My research lies at the intersection of media studies and religious studies. Theoretically, my work draws heavily on critical media studies and several shades of material media analysis, including affect studies, sound culture studies, interface studies, and algorithmic and network culture.

My current book-length project uses media archaeology to unearth the history of North American atheist and Freethinker uses of print, broadcast, and digital media. I argue that changing media forms provided new sets of affects with which North American atheists were able to articulate new subject-positions. In 19th-century print media, an affectivity of openness (generated by the openness of a mediascape comprised of decentralized media-producers as well as the open spatial geography of the printed page) meant that Freethinkers felt little need to form exclusivist subject-positions. With the increasing use of visual media in the form of political cartoons, Freethought became more militant, not coincidentally as the printed page became more crowded with visual information and new technologies of image-printing provided metaphors for the non-rational imprinting of secular culture. My next section focuses on 20th-century broadcast media – particularly on the radio broadcasts of Madalyn Murray O’Hair. I argue that the radio produced an affectivity of invisibility (generated by the ethereal nature of radio transmission, the lack of visual content in radio production, and the invisibility of the listening audience) which contributed to O’Hair’s concern with enhancing the visibility of the atheist community. Finally, I turn to digital media today, which I characterize by the affectivity of speed (generated by algorithmic culture, data aggregation, and the prevalence of memetic visual imagery). Focusing on the digital atheist community on reddit.com, I see digital media providing a return to the visual culture of 19th-century political cartoons, but now in the affective register of networked speed. Thus, digital culture takes over some of the affects of its predecessors, replacing O’Hair’s emphasis on “Coming Out” with a desire to “Come In” to the intimate sphere of a digital counterpublic.
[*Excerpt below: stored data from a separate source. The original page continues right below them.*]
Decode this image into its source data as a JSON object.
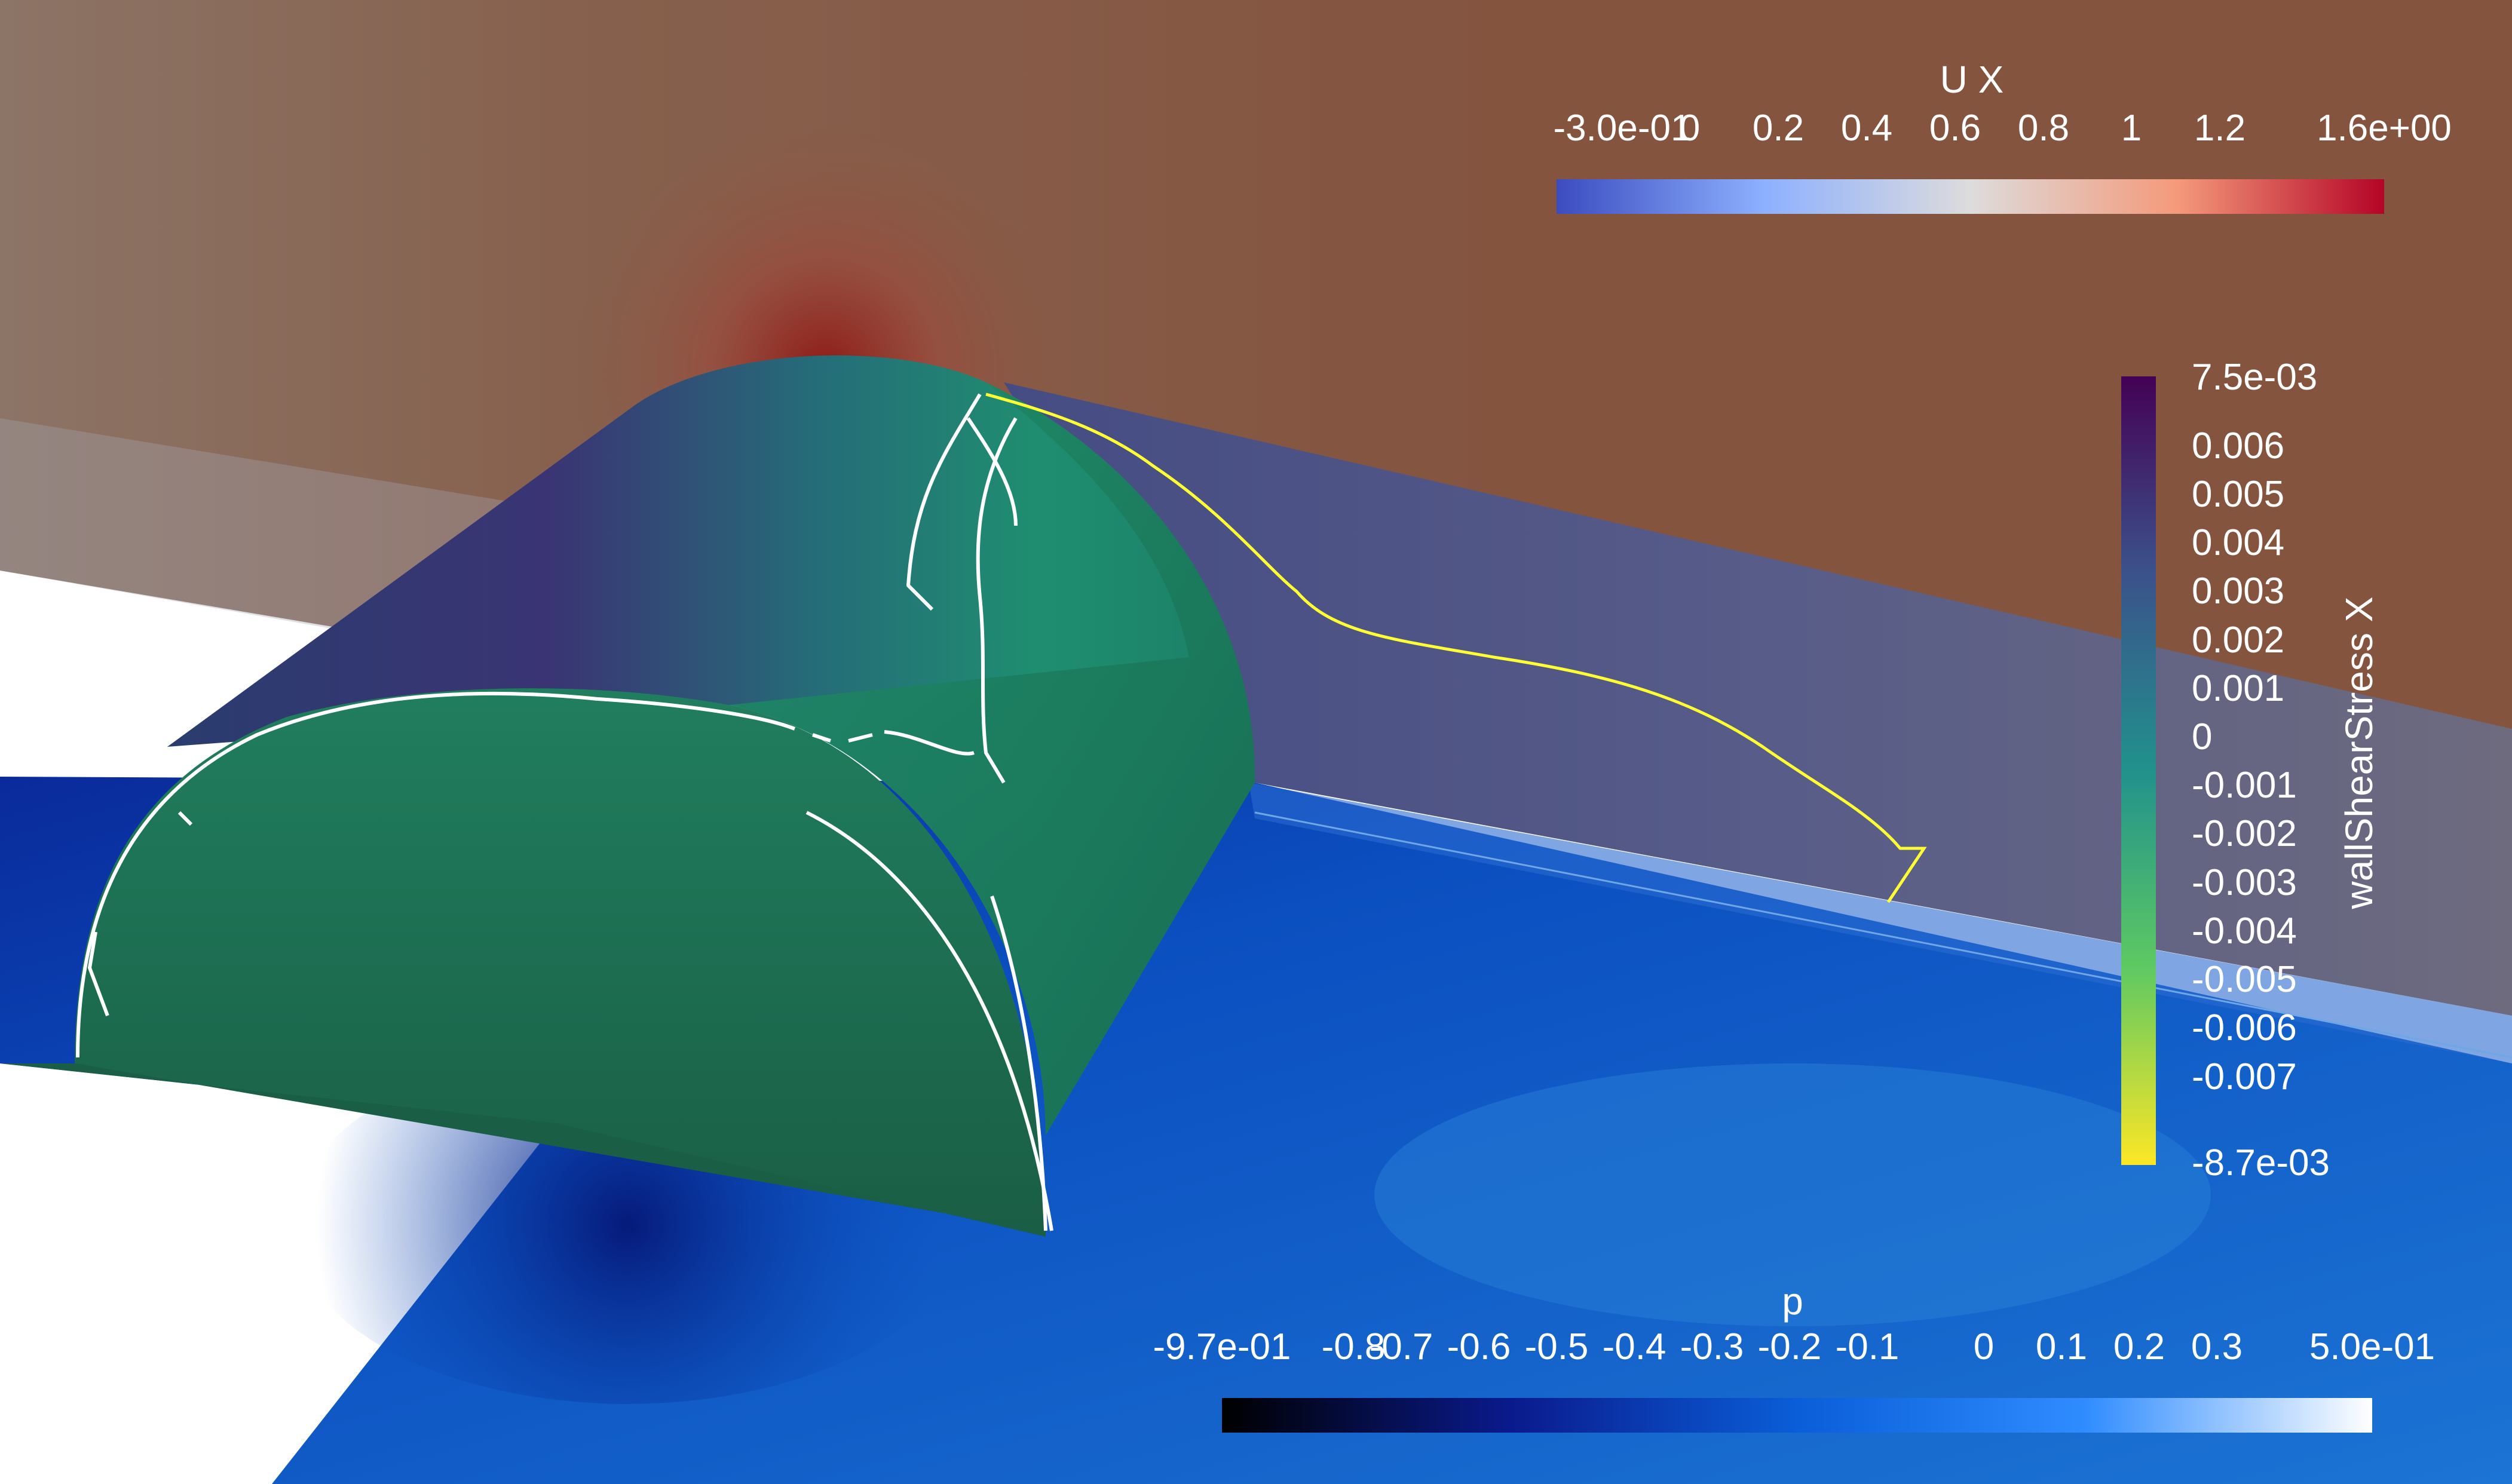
{
  "colorbars": {
    "ux": {
      "title": "U X",
      "ticks": [
        "-3.0e-01",
        "0",
        "0.2",
        "0.4",
        "0.6",
        "0.8",
        "1",
        "1.2",
        "1.6e+00"
      ],
      "colors": [
        "#3b4cc0",
        "#8db0fe",
        "#dddcdc",
        "#f49a7b",
        "#b40426"
      ]
    },
    "wallShearStress": {
      "title": "wallShearStress X",
      "ticks": [
        "7.5e-03",
        "0.006",
        "0.005",
        "0.004",
        "0.003",
        "0.002",
        "0.001",
        "0",
        "-0.001",
        "-0.002",
        "-0.003",
        "-0.004",
        "-0.005",
        "-0.006",
        "-0.007",
        "-8.7e-03"
      ],
      "colors": [
        "#fde725",
        "#5ec962",
        "#21918c",
        "#3b528b",
        "#440154"
      ]
    },
    "p": {
      "title": "p",
      "ticks": [
        "-9.7e-01",
        "-0.8",
        "-0.7",
        "-0.6",
        "-0.5",
        "-0.4",
        "-0.3",
        "-0.2",
        "-0.1",
        "0",
        "0.1",
        "0.2",
        "0.3",
        "5.0e-01"
      ],
      "colors": [
        "#000000",
        "#0a1a8c",
        "#0a5ed8",
        "#2f8cff",
        "#ffffff"
      ]
    }
  },
  "scene": {
    "background_color": "#ffffff",
    "upper_plane_color": "#8a5a44",
    "lower_plane_color": "#1060c8",
    "cylinder_color": "#1f8f6a",
    "streamline_color": "#ffff33",
    "contour_color": "#ffffff"
  }
}
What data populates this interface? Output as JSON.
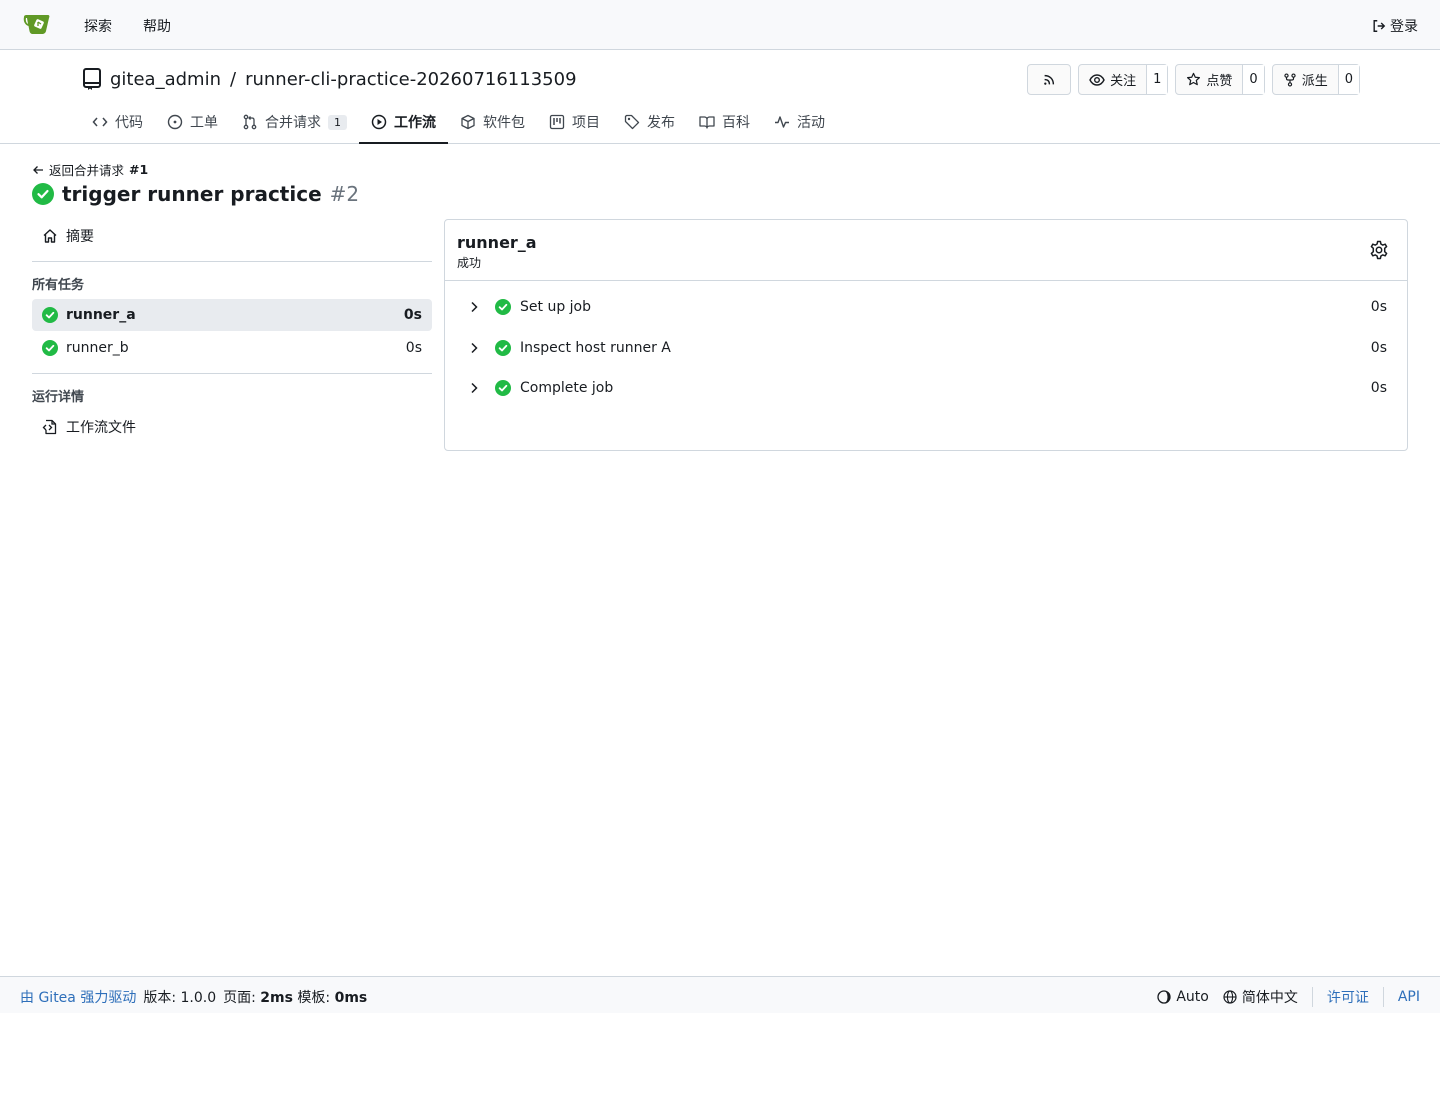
{
  "topnav": {
    "explore_label": "探索",
    "help_label": "帮助",
    "login_label": "登录"
  },
  "repo": {
    "owner": "gitea_admin",
    "separator": "/",
    "name": "runner-cli-practice-20260716113509",
    "watch_label": "关注",
    "watch_count": "1",
    "star_label": "点赞",
    "star_count": "0",
    "fork_label": "派生",
    "fork_count": "0"
  },
  "tabs": [
    {
      "label": "代码",
      "icon": "code-icon"
    },
    {
      "label": "工单",
      "icon": "issue-icon"
    },
    {
      "label": "合并请求",
      "icon": "pull-request-icon",
      "badge": "1"
    },
    {
      "label": "工作流",
      "icon": "play-icon",
      "active": true
    },
    {
      "label": "软件包",
      "icon": "package-icon"
    },
    {
      "label": "项目",
      "icon": "project-icon"
    },
    {
      "label": "发布",
      "icon": "tag-icon"
    },
    {
      "label": "百科",
      "icon": "book-icon"
    },
    {
      "label": "活动",
      "icon": "pulse-icon"
    }
  ],
  "run": {
    "back_label": "返回合并请求",
    "back_ref": "#1",
    "title": "trigger runner practice",
    "number": "#2",
    "status_color": "#21ba45"
  },
  "sidebar": {
    "summary_label": "摘要",
    "all_jobs_heading": "所有任务",
    "jobs": [
      {
        "name": "runner_a",
        "duration": "0s",
        "active": true
      },
      {
        "name": "runner_b",
        "duration": "0s",
        "active": false
      }
    ],
    "run_details_heading": "运行详情",
    "workflow_file_label": "工作流文件"
  },
  "job_panel": {
    "job_name": "runner_a",
    "status": "成功",
    "steps": [
      {
        "name": "Set up job",
        "duration": "0s"
      },
      {
        "name": "Inspect host runner A",
        "duration": "0s"
      },
      {
        "name": "Complete job",
        "duration": "0s"
      }
    ]
  },
  "footer": {
    "powered_by": "由 Gitea 强力驱动",
    "version_label": "版本: 1.0.0",
    "page_label": "页面:",
    "page_time": "2ms",
    "template_label": "模板:",
    "template_time": "0ms",
    "theme_label": "Auto",
    "language_label": "简体中文",
    "license_label": "许可证",
    "api_label": "API"
  }
}
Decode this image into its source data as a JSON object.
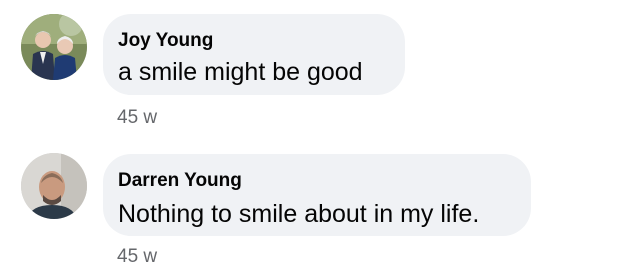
{
  "comments": [
    {
      "author": "Joy Young",
      "text": "a smile might be good",
      "time": "45 w"
    },
    {
      "author": "Darren Young",
      "text": "Nothing to smile about in my life.",
      "time": "45 w"
    }
  ]
}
My next book-length project will build on my publications exploring the overlapping fields of media, religion, and affect studies. My recent article, “Everything is Noise: Don Delillo’s White Noise and the Affectivity of Media, Religion, and Divination,” (Journal of Religion, Media, and Digital Culture) provides the theoretical foundation for this project by articulating religious divination through the language of information theory. I define divination as the interpretation of meaningful information out of random noise, as in classic practices of cleromancy, and then compare this understanding to theories of mediation as the rarefaction of informational signal out of background noise. The book project uses noise as a theoretical lens for understanding the relationship between media and divination, both historically and in contemporary practice. My article, “Forgetting Souls: Lyotard, Adorno, and the Trope of the Jew,” (Critical Research on Religion) likewise examines how media discourses around Judaism and Jewishness have been mobilized both toward anti-Semitism and toward critical articulations of modernity.  My 2016 article, “Taylor-Made:  Immanent Transcendence in A Secular Age,” (Implicit Religion) explores how digital media can offer resources for non- and anti-religious individuals and communities to articulate pluralist ontologies that disrupt narrow conceptions of secular modernity. These works elaborate on the intersection of affect studies, media studies, and anthropology of divination as a way to theorize the current political moment in which people are simultaneously anti-authoritarian, anti-objective, and yet maintain an almost religious conviction in networked information retrieved through media.